The International Federation of Journalists (IFJ) condemned the hotel attack as a possible war crime.

"There is no doubt at all that these attacks could be targeting journalists. If so, they are grave and serious violations of international law," said IFJ general secretary Aidan White.

"The bombing of hotels where journalists are staying and targeting of Arab media are particularly shocking events in a war which is being fought in the name of democracy," he said.

The Brussels-based lobby group also accused the Iraqi regime of using journalists and other civilians as "human shields," and demanded that both sides in the war be punished under international law.

The New York-based Committee to Protect Journalists, in an open letter to US Defence Secretary Donald Rumsfeld, demanded an immediate inquiry into the media deaths.

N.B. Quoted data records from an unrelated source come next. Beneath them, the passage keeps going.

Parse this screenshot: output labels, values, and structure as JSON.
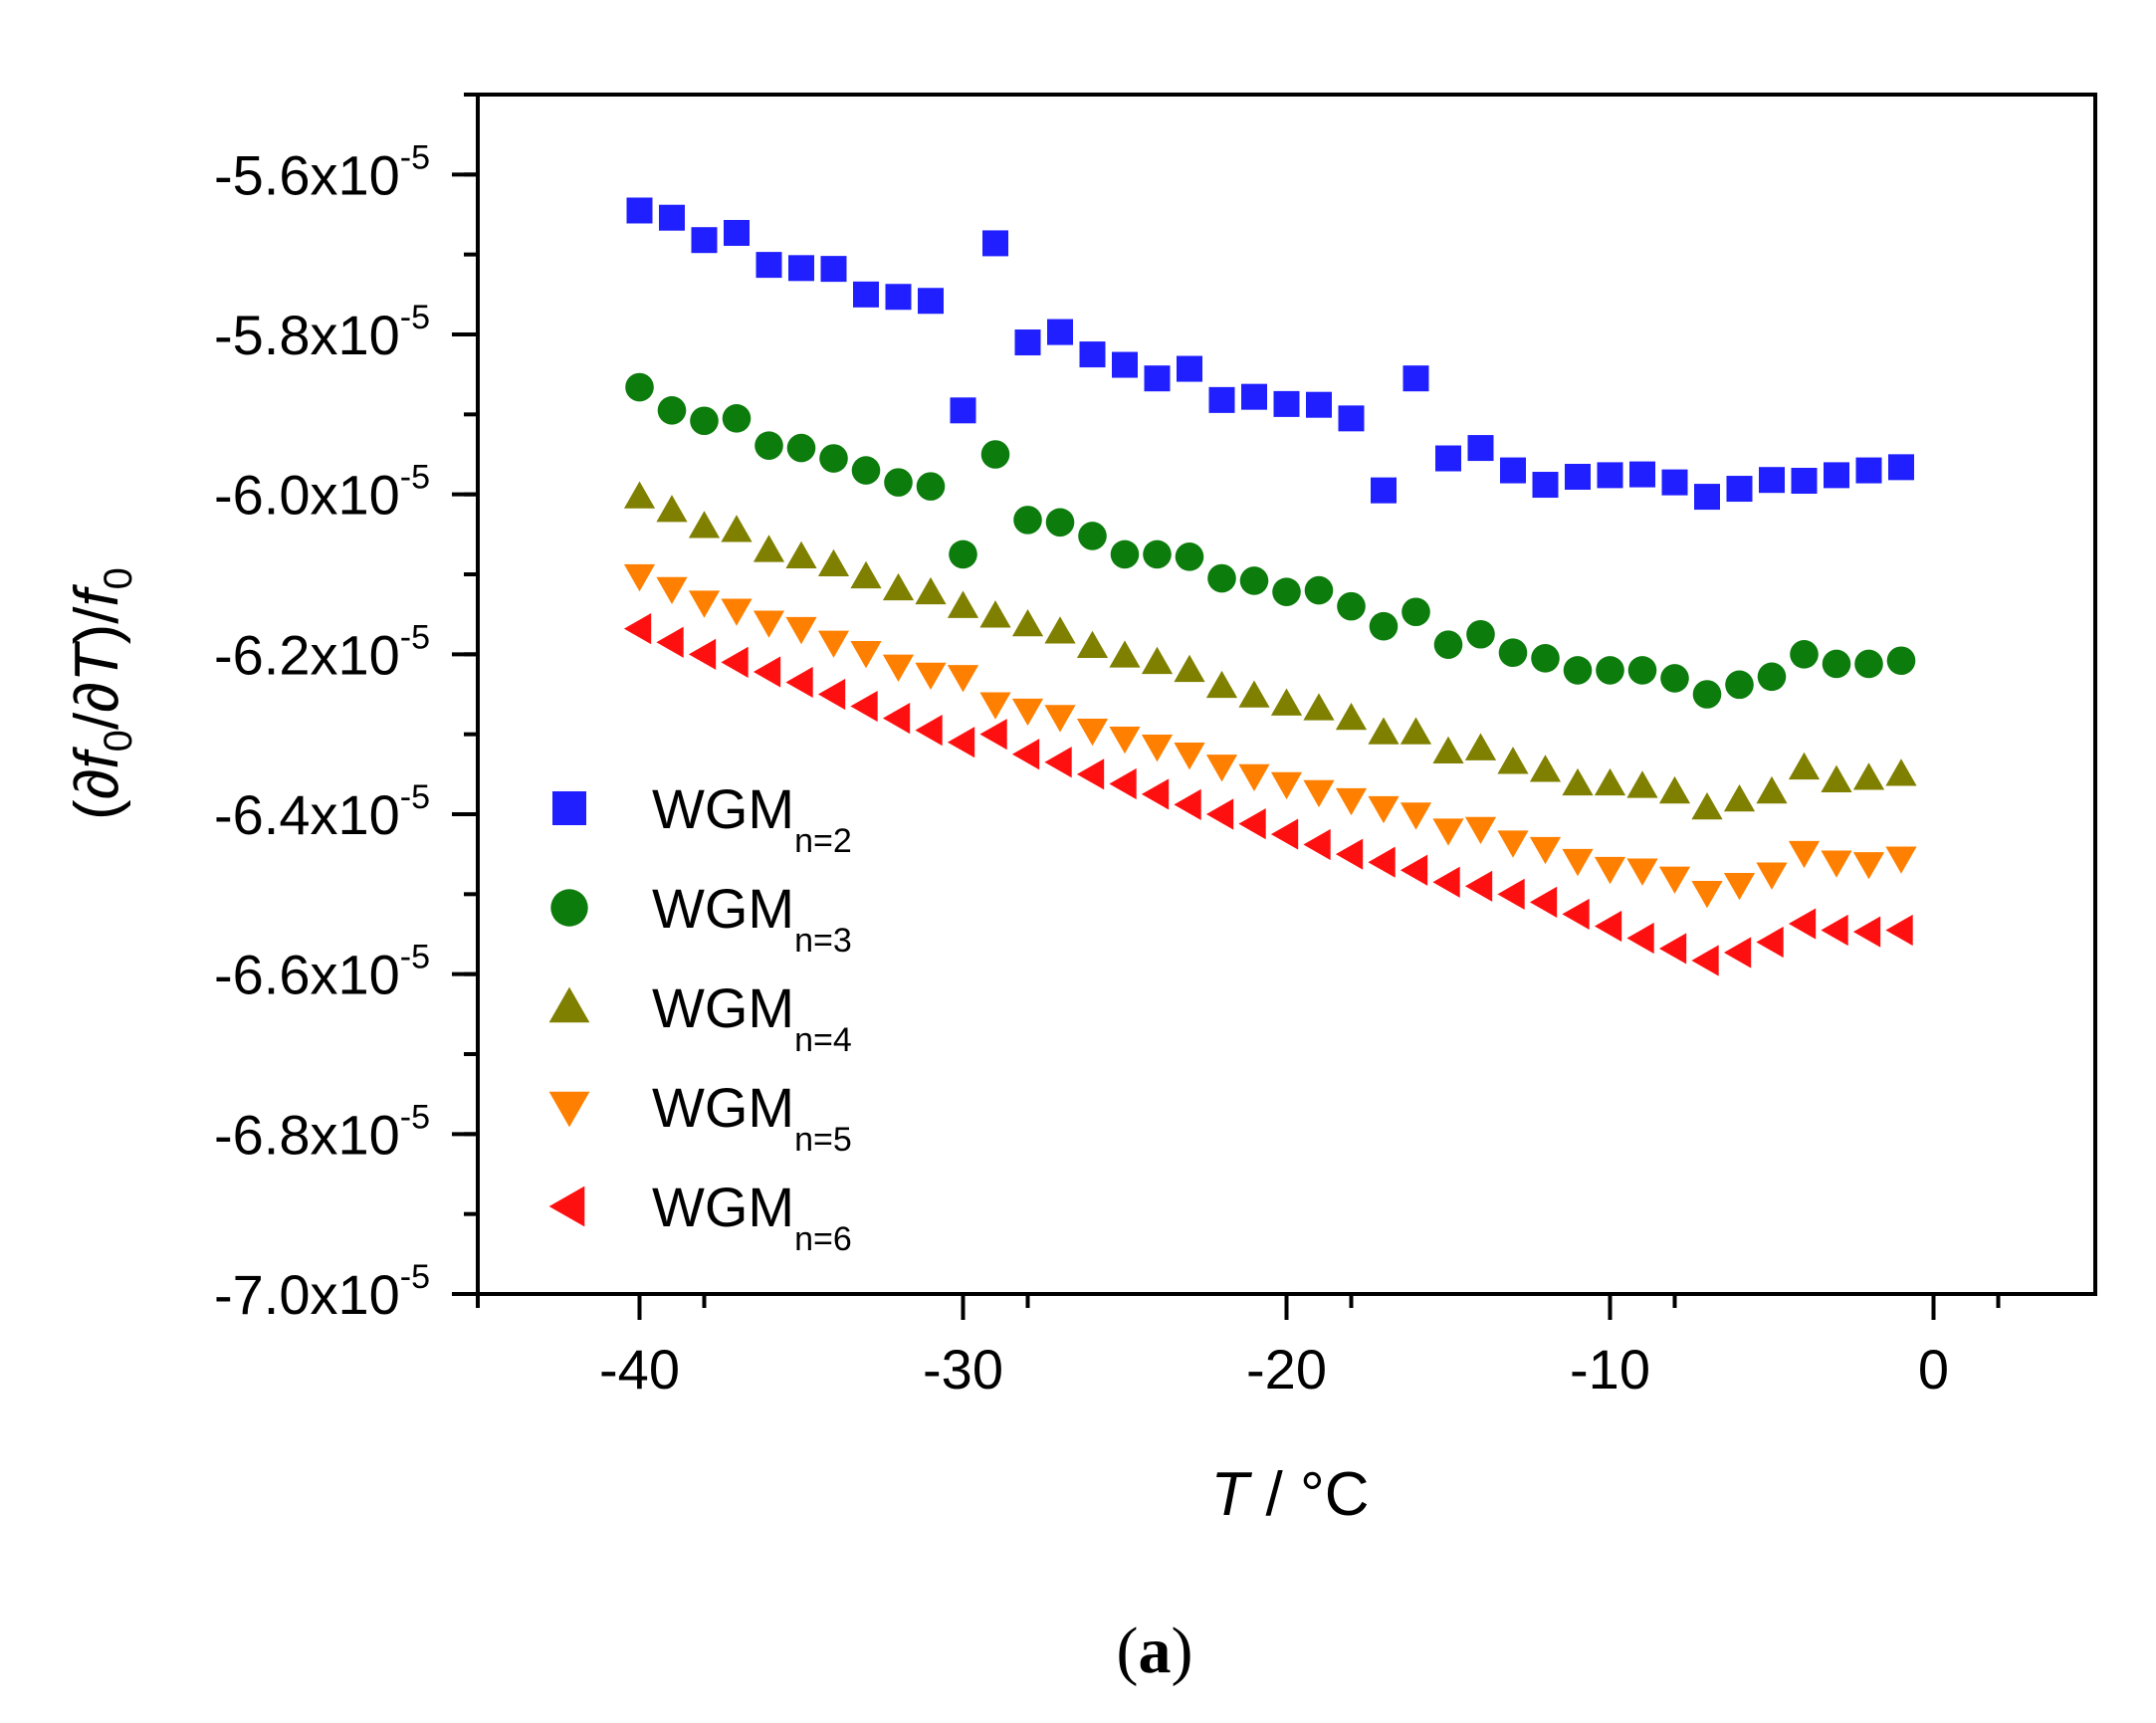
{
  "chart_data": {
    "type": "scatter",
    "title": "",
    "caption": {
      "open": "(",
      "letter": "a",
      "close": ")"
    },
    "xlabel": {
      "var": "T",
      "rest": " / °C"
    },
    "ylabel": {
      "p1": "(∂",
      "f1": "f",
      "s1": "0",
      "p2": "/∂",
      "t": "T",
      "p3": ")/",
      "f2": "f",
      "s2": "0"
    },
    "xlim": [
      -45,
      5
    ],
    "ylim": [
      -7e-05,
      -5.5e-05
    ],
    "xticks": [
      -40,
      -30,
      -20,
      -10,
      0
    ],
    "xtick_labels": [
      "-40",
      "-30",
      "-20",
      "-10",
      "0"
    ],
    "yticks": [
      -5.6e-05,
      -5.8e-05,
      -6e-05,
      -6.2e-05,
      -6.4e-05,
      -6.6e-05,
      -6.8e-05,
      -7e-05
    ],
    "ytick_labels": [
      {
        "mant": "-5.6x10",
        "exp": "-5"
      },
      {
        "mant": "-5.8x10",
        "exp": "-5"
      },
      {
        "mant": "-6.0x10",
        "exp": "-5"
      },
      {
        "mant": "-6.2x10",
        "exp": "-5"
      },
      {
        "mant": "-6.4x10",
        "exp": "-5"
      },
      {
        "mant": "-6.6x10",
        "exp": "-5"
      },
      {
        "mant": "-6.8x10",
        "exp": "-5"
      },
      {
        "mant": "-7.0x10",
        "exp": "-5"
      }
    ],
    "legend_position": "lower-left",
    "x": [
      -40,
      -39,
      -38,
      -37,
      -36,
      -35,
      -34,
      -33,
      -32,
      -31,
      -30,
      -29,
      -28,
      -27,
      -26,
      -25,
      -24,
      -23,
      -22,
      -21,
      -20,
      -19,
      -18,
      -17,
      -16,
      -15,
      -14,
      -13,
      -12,
      -11,
      -10,
      -9,
      -8,
      -7,
      -6,
      -5,
      -4,
      -3,
      -2,
      -1
    ],
    "series": [
      {
        "name": "WGM",
        "sub": "n=2",
        "marker": "square",
        "color": "#1f1fff",
        "values": [
          -5.645,
          -5.654,
          -5.682,
          -5.673,
          -5.713,
          -5.717,
          -5.718,
          -5.75,
          -5.753,
          -5.758,
          -5.895,
          -5.686,
          -5.81,
          -5.797,
          -5.825,
          -5.838,
          -5.855,
          -5.843,
          -5.882,
          -5.878,
          -5.887,
          -5.888,
          -5.905,
          -5.995,
          -5.855,
          -5.955,
          -5.942,
          -5.97,
          -5.988,
          -5.978,
          -5.976,
          -5.975,
          -5.985,
          -6.003,
          -5.993,
          -5.982,
          -5.983,
          -5.976,
          -5.97,
          -5.966
        ]
      },
      {
        "name": "WGM",
        "sub": "n=3",
        "marker": "circle",
        "color": "#0c7c0c",
        "values": [
          -5.866,
          -5.895,
          -5.908,
          -5.905,
          -5.939,
          -5.942,
          -5.955,
          -5.97,
          -5.985,
          -5.99,
          -6.075,
          -5.95,
          -6.032,
          -6.035,
          -6.052,
          -6.075,
          -6.075,
          -6.078,
          -6.105,
          -6.108,
          -6.122,
          -6.12,
          -6.14,
          -6.165,
          -6.147,
          -6.188,
          -6.175,
          -6.198,
          -6.205,
          -6.22,
          -6.22,
          -6.22,
          -6.23,
          -6.25,
          -6.238,
          -6.228,
          -6.2,
          -6.212,
          -6.212,
          -6.208
        ]
      },
      {
        "name": "WGM",
        "sub": "n=4",
        "marker": "triangle-up",
        "color": "#808000",
        "values": [
          -6.003,
          -6.02,
          -6.04,
          -6.045,
          -6.07,
          -6.078,
          -6.088,
          -6.103,
          -6.118,
          -6.123,
          -6.14,
          -6.152,
          -6.163,
          -6.172,
          -6.19,
          -6.202,
          -6.21,
          -6.22,
          -6.24,
          -6.252,
          -6.262,
          -6.268,
          -6.28,
          -6.298,
          -6.298,
          -6.322,
          -6.318,
          -6.335,
          -6.345,
          -6.362,
          -6.362,
          -6.365,
          -6.372,
          -6.392,
          -6.382,
          -6.372,
          -6.342,
          -6.358,
          -6.355,
          -6.35
        ]
      },
      {
        "name": "WGM",
        "sub": "n=5",
        "marker": "triangle-down",
        "color": "#ff8000",
        "values": [
          -6.102,
          -6.118,
          -6.135,
          -6.145,
          -6.16,
          -6.168,
          -6.185,
          -6.198,
          -6.215,
          -6.225,
          -6.228,
          -6.262,
          -6.27,
          -6.278,
          -6.295,
          -6.305,
          -6.315,
          -6.325,
          -6.34,
          -6.352,
          -6.362,
          -6.372,
          -6.382,
          -6.392,
          -6.4,
          -6.42,
          -6.418,
          -6.435,
          -6.443,
          -6.458,
          -6.468,
          -6.47,
          -6.48,
          -6.498,
          -6.488,
          -6.475,
          -6.448,
          -6.46,
          -6.462,
          -6.455
        ]
      },
      {
        "name": "WGM",
        "sub": "n=6",
        "marker": "triangle-left",
        "color": "#ff1010",
        "values": [
          -6.168,
          -6.185,
          -6.2,
          -6.21,
          -6.222,
          -6.235,
          -6.25,
          -6.265,
          -6.28,
          -6.295,
          -6.31,
          -6.3,
          -6.325,
          -6.335,
          -6.35,
          -6.362,
          -6.375,
          -6.388,
          -6.4,
          -6.412,
          -6.425,
          -6.438,
          -6.45,
          -6.46,
          -6.47,
          -6.485,
          -6.49,
          -6.5,
          -6.51,
          -6.525,
          -6.54,
          -6.555,
          -6.568,
          -6.583,
          -6.573,
          -6.56,
          -6.537,
          -6.545,
          -6.547,
          -6.545
        ]
      }
    ],
    "value_scale_note": "x10^-5"
  }
}
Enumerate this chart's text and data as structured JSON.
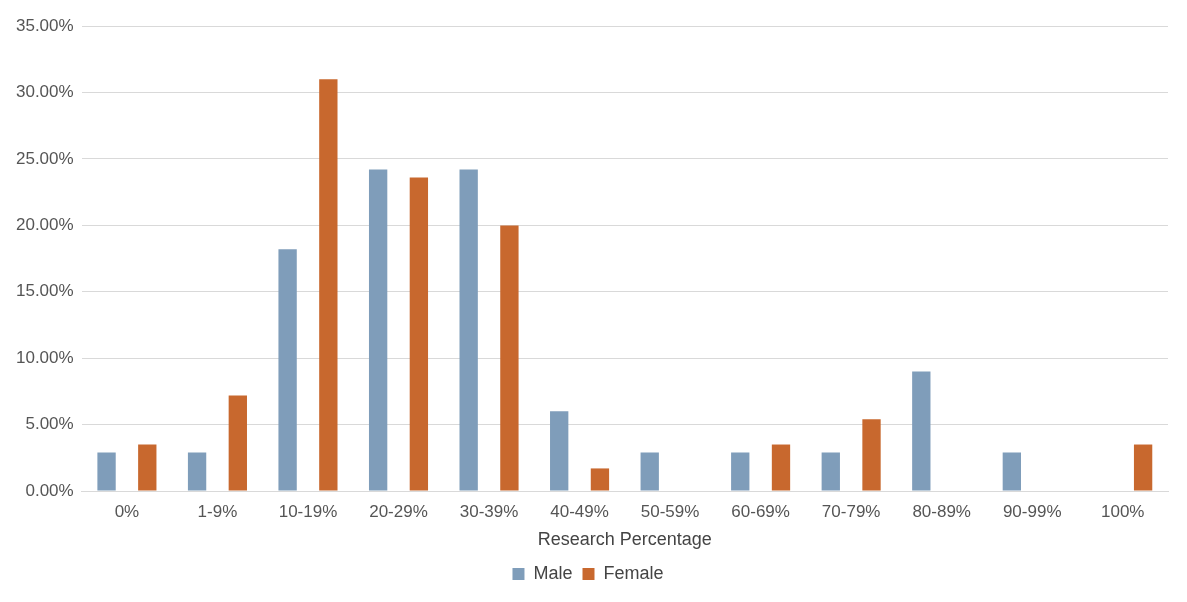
{
  "chart_data": {
    "type": "bar",
    "xlabel": "Research Percentage",
    "categories": [
      "0%",
      "1-9%",
      "10-19%",
      "20-29%",
      "30-39%",
      "40-49%",
      "50-59%",
      "60-69%",
      "70-79%",
      "80-89%",
      "90-99%",
      "100%"
    ],
    "series": [
      {
        "name": "Male",
        "color": "#7f9dba",
        "values": [
          2.9,
          2.9,
          18.2,
          24.2,
          24.2,
          6.0,
          2.9,
          2.9,
          2.9,
          9.0,
          2.9,
          0
        ]
      },
      {
        "name": "Female",
        "color": "#c8682e",
        "values": [
          3.5,
          7.2,
          31.0,
          23.6,
          20.0,
          1.7,
          0,
          3.5,
          5.4,
          0,
          0,
          3.5
        ]
      }
    ],
    "ylim": [
      0,
      35
    ],
    "yticks": [
      {
        "value": 0,
        "label": "0.00%"
      },
      {
        "value": 5,
        "label": "5.00%"
      },
      {
        "value": 10,
        "label": "10.00%"
      },
      {
        "value": 15,
        "label": "15.00%"
      },
      {
        "value": 20,
        "label": "20.00%"
      },
      {
        "value": 25,
        "label": "25.00%"
      },
      {
        "value": 30,
        "label": "30.00%"
      },
      {
        "value": 35,
        "label": "35.00%"
      }
    ],
    "grid": "y",
    "legend": "bottom"
  }
}
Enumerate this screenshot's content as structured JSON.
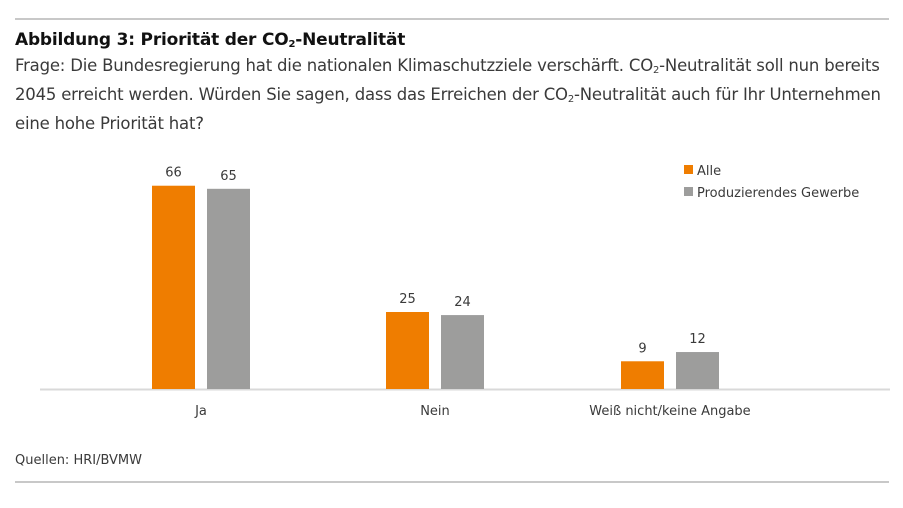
{
  "title": {
    "prefix": "Abbildung 3: Priorität der CO",
    "sub": "2",
    "suffix": "-Neutralität"
  },
  "question": {
    "part1": "Frage: Die Bundesregierung hat die nationalen Klimaschutzziele verschärft. CO",
    "sub1": "2",
    "part2": "-Neutralität soll nun bereits 2045 erreicht werden. Würden Sie sagen, dass das Erreichen der CO",
    "sub2": "2",
    "part3": "-Neutralität auch für Ihr Unternehmen eine hohe Priorität hat?"
  },
  "source": "Quellen: HRI/BVMW",
  "chart_data": {
    "type": "bar",
    "title": "Abbildung 3: Priorität der CO2-Neutralität",
    "xlabel": "",
    "ylabel": "",
    "ylim": [
      0,
      70
    ],
    "grid": false,
    "legend_position": "top-right",
    "categories": [
      "Ja",
      "Nein",
      "Weiß nicht/keine Angabe"
    ],
    "series": [
      {
        "name": "Alle",
        "color": "#ef7d00",
        "values": [
          66,
          25,
          9
        ]
      },
      {
        "name": "Produzierendes Gewerbe",
        "color": "#9d9d9c",
        "values": [
          65,
          24,
          12
        ]
      }
    ],
    "baseline_color": "#d9d9d9"
  }
}
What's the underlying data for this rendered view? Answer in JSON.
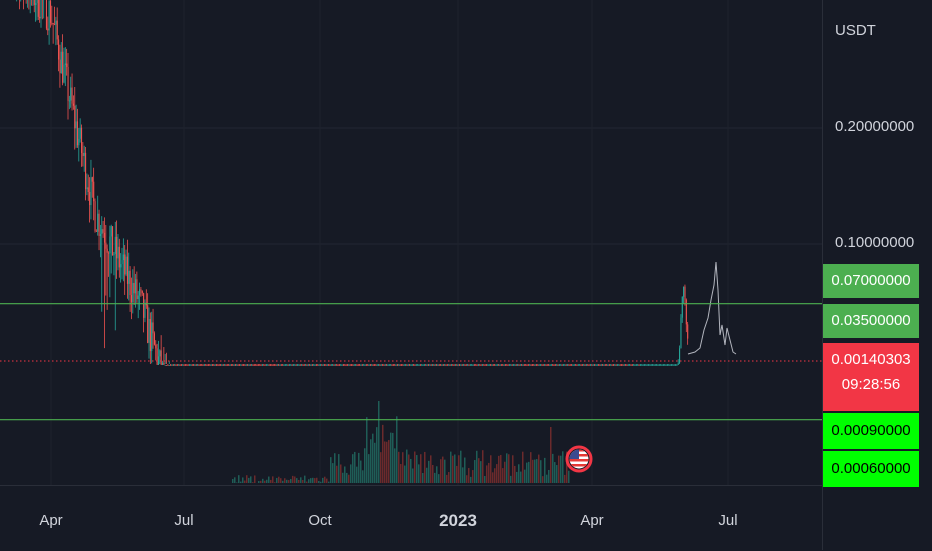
{
  "price_axis": {
    "unit": "USDT",
    "ticks": [
      "0.20000000",
      "0.10000000"
    ],
    "tags": {
      "level_high": "0.07000000",
      "level_low": "0.03500000",
      "last_price": "0.00140303",
      "countdown": "09:28:56",
      "vol_a": "0.00090000",
      "vol_b": "0.00060000"
    }
  },
  "time_axis": {
    "labels": [
      "Apr",
      "Jul",
      "Oct",
      "2023",
      "Apr",
      "Jul"
    ]
  },
  "colors": {
    "background": "#161a25",
    "up": "#26a69a",
    "down": "#ef5350",
    "level_line": "#4caf50",
    "last_price": "#f23645",
    "volume_up": "#1f5d57",
    "volume_down": "#6b2a2c"
  },
  "chart_data": {
    "type": "candlestick",
    "y_scale": "log",
    "quote_unit": "USDT",
    "x_ticks": [
      "Apr",
      "Jul",
      "Oct",
      "2023",
      "Apr",
      "Jul"
    ],
    "y_ticks": [
      0.2,
      0.1
    ],
    "horizontal_levels": [
      0.07,
      0.035
    ],
    "last_price": 0.00140303,
    "price_trend": [
      {
        "x": "Mar 2022",
        "y": 0.55
      },
      {
        "x": "Apr 2022",
        "y": 0.4
      },
      {
        "x": "May 2022",
        "y": 0.12
      },
      {
        "x": "Jun 2022",
        "y": 0.07
      },
      {
        "x": "Jul 2022",
        "y": 0.03
      },
      {
        "x": "Aug 2022",
        "y": 0.006
      },
      {
        "x": "Sep 2022",
        "y": 0.003
      },
      {
        "x": "Oct 2022",
        "y": 0.004
      },
      {
        "x": "Nov 2022",
        "y": 0.0025
      },
      {
        "x": "Dec 2022",
        "y": 0.002
      },
      {
        "x": "Jan 2023",
        "y": 0.0018
      },
      {
        "x": "Feb 2023",
        "y": 0.0016
      },
      {
        "x": "Mar 2023",
        "y": 0.0012
      },
      {
        "x": "Apr 2023",
        "y": 0.001
      },
      {
        "x": "May 2023",
        "y": 0.0011
      },
      {
        "x": "Jun 2023",
        "y": 0.08
      },
      {
        "x": "Jul 2023",
        "y": 0.0014
      }
    ]
  }
}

Both Spain and Portugal called on journalists from their countries to leave Baghdad immediately, while European Union officials said they would make representations to the United States to provide greater protection to journalists covering the conflict.

Foreign journalists working from the Palestine hotel are under the strict watch of Iraqi authorities, as opposed to Al-Jazeera and rival Abu Dhabi television of the United Arab Emirates which have their own offices and more freedom of movement.

Abu Dhabi TV aired harrowing live footage Tuesday showing its camera position under attack.

As they filmed the arrival of two US tanks on a major bridge in central Baghdad close to their offices overlooking the river, what appeared to be Iraqi machinegun fire clattered out from just beneath the camera position.

Since the start of the war on March 20, Arabic channels have been in particularly fierce competition to present the latest from Iraq, jostling to fill the gap left by the absence of major US channels such as CNN, whose team was expelled by Iraq at the start of the hostilities.